Tweepy provides methods to get access to streaming data. The keys generated will be used to gain access to the data. As mentioned above, Twitter's streaming data will enter an infinite loop by default and may block the other processes. In order to avoid this, the 'async' parameter in set to True in the 'Stream' object. Further by using the parameter 'track' only those tweets containing the desired terms can be extracted.

In [9]:
auth = tweepy.OAuthHandler(consumer_key, consumer_secret)
auth.set_access_token(access_token, access_token_secret)

twitter_stream = Stream(auth, MyListener())
#twitter_stream.filter(async=True)
twitter_stream.filter(track=['a'], async=True)
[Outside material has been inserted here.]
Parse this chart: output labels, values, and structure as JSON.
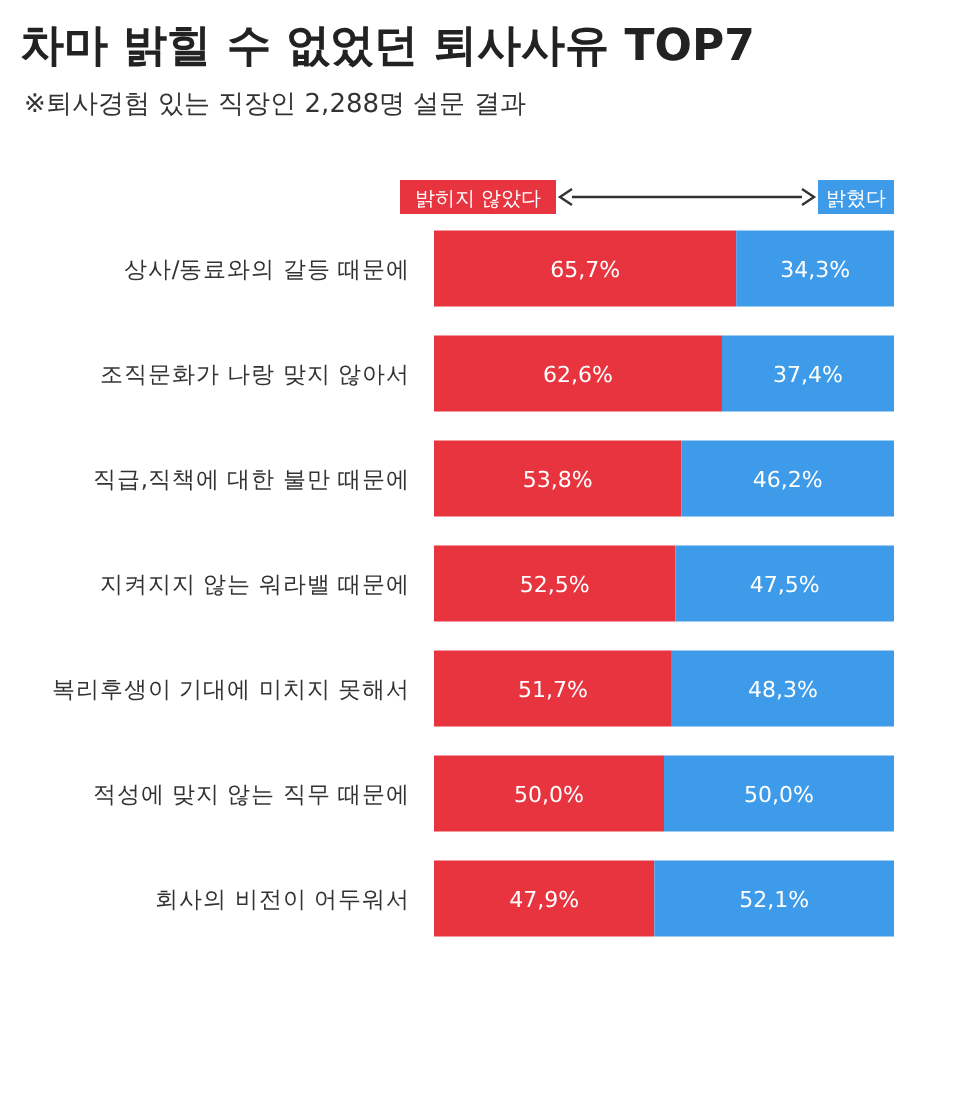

## Code to print the tweets on one's timeline.   
#api = tweepy.API(auth)
#public_tweets = api.home_timeline()
#for tweet in public_tweets:
#    print(tweet.text)

406
406


The tweets collected were saved in a file in JSON format. The following piece of code will then extract the tweets from the file and save it as a Python List.

In [38]:
tweets = []
with open('python.json', 'r') as f:
    for line in f:
        tweets.append(json.loads(line))        

1

The collected tweets will have a number of parameters besides the actual text of the tweets. In order to extract the hashtags, the text in each of the tweets is split into words and each word is then scanned to see if it begins with the character '#'. The extracted hashtags can then be stored in a Python List.

In [44]:
hashtag = []
for i in range(len(tweets)):
    
    ## It looks like attribute 'text' is missing in some tweets
    ## Not using such tweets
    flag=0
    for key, value in tweets[i].items():
        if key == 'text':
            flag=1
            break
        else:
            flag=0
    
    if flag==1:
        for text in tweets[i]['text'].split(" "):
            if text.startswith('#'):
                hashtag.append(text[1:])
#hashtag

A Python dictionary is then created to store the frequencies of occurrences of each hashtag. 

In [56]:
hashtag_dict = {}
for i in hashtag:
    if i in hashtag_dict:
        hashtag_dict[i] += 1
    else:
        hashtag_dict[i] = 1

The top 'N' hashtags can then be computed. This can be used as a measure to study the trending topics on Twitter based on the tweets collected over a period of 'T' seconds in real time.

In [57]:
import operator

hashtags_sorted = sorted(hashtag_dict.items(), key=operator.itemgetter(1), reverse=True)
hashtags_sorted[:10]

[('TreCru', 35),
 ('인피니트', 9),
 ('태풍', 9),
 ('DialogoEsHambruna', 5),
 ('Win', 5),
 ('4DaysToLion…', 5),
 ('FelizLunes', 5),
 ('WIN', 5),
 ('Comp', 3),
 ('NationalBoyfriendDay', 3)]

As of this writing, the game 'Treasure Cruise' seem to be trending with a total of 35 tweets with the hashtags 'TreCru' over a period of 60s.